Niebawem w mieście ruszy produkcja asortymentu, który trafi na półki sieci sklepów IKEA. Urzędnicy myślą o ściąganiu kolejnych przedsiębiorców, a głównym celem jest pozyskanie formy z kapitałem zagranicznym. Pomóc w tym ma uruchomione właśnie Centrum Obsługi Inwestorów.
Niedawno władze miasta chwaliły się ściągnięciem inwestora, który współpracuje z siecią IKEA. Firma zajmująca się produkcją wyrobów ceramicznych i metalowych dla sklepów z charakterystycznym niebiesko-żółtym logo przenosi się tu z Tarnowa. Ale plany związane z ulokowaniem tu biznesu sięgają znacznie dalej.
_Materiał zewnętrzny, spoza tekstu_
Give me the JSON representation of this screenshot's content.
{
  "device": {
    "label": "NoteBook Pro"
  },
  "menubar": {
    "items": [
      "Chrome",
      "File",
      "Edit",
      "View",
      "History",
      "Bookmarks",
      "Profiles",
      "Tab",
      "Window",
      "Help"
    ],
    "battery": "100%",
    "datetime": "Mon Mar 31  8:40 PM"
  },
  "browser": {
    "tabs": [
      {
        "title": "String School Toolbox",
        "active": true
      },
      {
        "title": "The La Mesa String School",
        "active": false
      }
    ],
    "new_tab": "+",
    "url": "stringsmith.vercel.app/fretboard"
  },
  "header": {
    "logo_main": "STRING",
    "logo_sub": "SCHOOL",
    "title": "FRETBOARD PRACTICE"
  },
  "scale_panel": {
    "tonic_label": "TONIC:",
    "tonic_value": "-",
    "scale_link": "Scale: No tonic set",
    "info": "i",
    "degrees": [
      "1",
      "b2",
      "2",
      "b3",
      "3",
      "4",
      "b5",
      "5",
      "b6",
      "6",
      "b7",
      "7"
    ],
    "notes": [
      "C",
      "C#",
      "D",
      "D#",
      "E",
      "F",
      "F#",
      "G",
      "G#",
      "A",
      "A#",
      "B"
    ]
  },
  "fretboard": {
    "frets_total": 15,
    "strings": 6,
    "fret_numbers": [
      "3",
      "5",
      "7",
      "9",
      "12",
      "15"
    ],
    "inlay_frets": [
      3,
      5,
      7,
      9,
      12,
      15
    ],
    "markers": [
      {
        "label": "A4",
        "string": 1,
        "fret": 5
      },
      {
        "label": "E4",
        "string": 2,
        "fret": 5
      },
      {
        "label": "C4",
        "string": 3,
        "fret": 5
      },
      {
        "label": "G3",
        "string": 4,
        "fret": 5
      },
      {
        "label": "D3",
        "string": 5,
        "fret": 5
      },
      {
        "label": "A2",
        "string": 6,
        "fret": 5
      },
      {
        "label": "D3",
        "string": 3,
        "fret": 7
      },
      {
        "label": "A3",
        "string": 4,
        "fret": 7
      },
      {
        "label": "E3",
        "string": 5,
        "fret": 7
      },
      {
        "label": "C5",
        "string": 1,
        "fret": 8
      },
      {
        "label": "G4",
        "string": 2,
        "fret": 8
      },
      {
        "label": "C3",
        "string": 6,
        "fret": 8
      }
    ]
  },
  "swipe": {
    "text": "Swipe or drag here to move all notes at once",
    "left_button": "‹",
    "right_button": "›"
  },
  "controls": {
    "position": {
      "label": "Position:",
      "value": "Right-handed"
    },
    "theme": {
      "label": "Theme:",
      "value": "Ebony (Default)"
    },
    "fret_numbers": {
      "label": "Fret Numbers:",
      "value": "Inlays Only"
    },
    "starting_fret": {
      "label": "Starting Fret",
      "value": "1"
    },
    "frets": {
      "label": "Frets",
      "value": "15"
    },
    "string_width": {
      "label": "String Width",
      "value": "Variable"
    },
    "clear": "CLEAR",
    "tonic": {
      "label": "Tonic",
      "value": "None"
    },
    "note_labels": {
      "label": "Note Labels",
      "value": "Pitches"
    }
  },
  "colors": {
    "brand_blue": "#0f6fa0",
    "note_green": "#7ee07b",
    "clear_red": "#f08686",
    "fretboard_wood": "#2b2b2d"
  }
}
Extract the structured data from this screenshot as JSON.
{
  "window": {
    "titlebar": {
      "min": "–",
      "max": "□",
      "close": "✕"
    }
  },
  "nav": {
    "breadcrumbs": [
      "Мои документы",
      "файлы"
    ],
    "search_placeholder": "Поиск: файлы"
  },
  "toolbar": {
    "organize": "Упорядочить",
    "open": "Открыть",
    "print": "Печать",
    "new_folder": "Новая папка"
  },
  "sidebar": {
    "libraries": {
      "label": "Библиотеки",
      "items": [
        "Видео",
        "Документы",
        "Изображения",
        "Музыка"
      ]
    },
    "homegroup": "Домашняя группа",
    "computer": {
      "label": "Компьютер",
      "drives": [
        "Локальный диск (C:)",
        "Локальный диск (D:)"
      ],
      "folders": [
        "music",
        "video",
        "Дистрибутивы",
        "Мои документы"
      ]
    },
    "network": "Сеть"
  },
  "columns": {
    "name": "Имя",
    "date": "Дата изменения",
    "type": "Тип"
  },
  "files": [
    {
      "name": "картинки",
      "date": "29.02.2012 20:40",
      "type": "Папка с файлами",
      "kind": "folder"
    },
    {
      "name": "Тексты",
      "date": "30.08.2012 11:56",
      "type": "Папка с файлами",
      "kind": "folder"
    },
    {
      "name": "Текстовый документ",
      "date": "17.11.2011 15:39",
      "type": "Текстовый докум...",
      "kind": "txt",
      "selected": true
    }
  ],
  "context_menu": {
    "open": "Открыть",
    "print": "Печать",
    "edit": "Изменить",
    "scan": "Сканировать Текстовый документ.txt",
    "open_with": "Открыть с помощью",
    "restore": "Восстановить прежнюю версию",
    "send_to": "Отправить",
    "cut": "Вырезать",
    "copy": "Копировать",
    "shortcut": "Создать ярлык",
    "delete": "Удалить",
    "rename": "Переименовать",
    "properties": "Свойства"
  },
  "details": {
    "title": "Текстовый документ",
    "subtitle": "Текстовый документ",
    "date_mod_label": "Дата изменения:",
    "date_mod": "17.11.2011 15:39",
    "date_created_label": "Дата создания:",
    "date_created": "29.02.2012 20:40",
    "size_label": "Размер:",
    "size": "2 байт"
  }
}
- Wpływ na naszą decyzję miało położenie Chełma. Zdajemy sobie sprawę z tego, że sytuacja po drugiej stronie granicy wkrótce się zmieni. Widzimy tu w przyszłości hub logistyczno-transportowy i dlatego wybraliśmy to miejsce – mówi Oleksandr Slobodianyk z firmy Interim, która wchodzi w skład grupy współpracującej ze szwedzkim koncernem.
- Nie bez znaczenia były także korzystne warunki, jakie tu zastaliśmy. Mamy tu pełną obsługę, w każdej chwili możemy zadzwonić do urzędników, spotkać się i porozmawiać, proces związany z załatwieniem wielu spraw jest maksymalnie skrócony – dodaje Slobodianyk.
W ubiegłym tygodniu oficjalnie otwarto nową siedzibę Centrum Obsługi Inwestora, która mieści się na terenie Chełmskiego Centrum Aktywności Gospodarczej. - Jest to punkt, w którym będziemy wspierać firmy nowe firmy chcące ulokować swoją działalność w Chełmie, jak i pomagać w rozwoju tym, które już tu działają – mówi Mariusz Rudzki, dyrektor COI. I dodaje: - Zajmujemy się bezpłatna obsługą inwestorów zewnętrznych od A do Z, czyli od momentu pojawienia się w mieście, a potem jesteśmy jego tzw. prawą ręką w załatwianiu wielu spraw odgrywających główne role w procesie inwestycyjnym. Rozpoczęcie inwestycji to jedno, a jej rozwój jest już kolejnym etapem. Od tego, czy damy z siebie wszystko, czy przedsiębiorcy będą rozwijać swoją działalność na terenie miasta, a na tym nam bardzo zależy.
Duże nadzieje związane są z planowanym pozyskaniem przez miasto nowych terenów inwestycyjnych. Władze miasta liczą, że uda się tu ściągnąć zagraniczny kapitał.
- Już teraz prowadzimy różne rozmowy. Czasami są one pozytywne, czasami negatywne, ale każda z nich czegoś nas uczy. Inwestor z zagranicy jest zazwyczaj ukierunkowany na konkret. Mieliśmy potencjalnego partnera z Korei Południowej, który wprawdzie nie zdecydował się na zainwestowanie w Chełmie, ale pokazał nam rzeczy, na które warto z wrócić uwagę przy proponowaniu tych terenów w przyszłości – podkreśla prezydent Jakub Banaszek.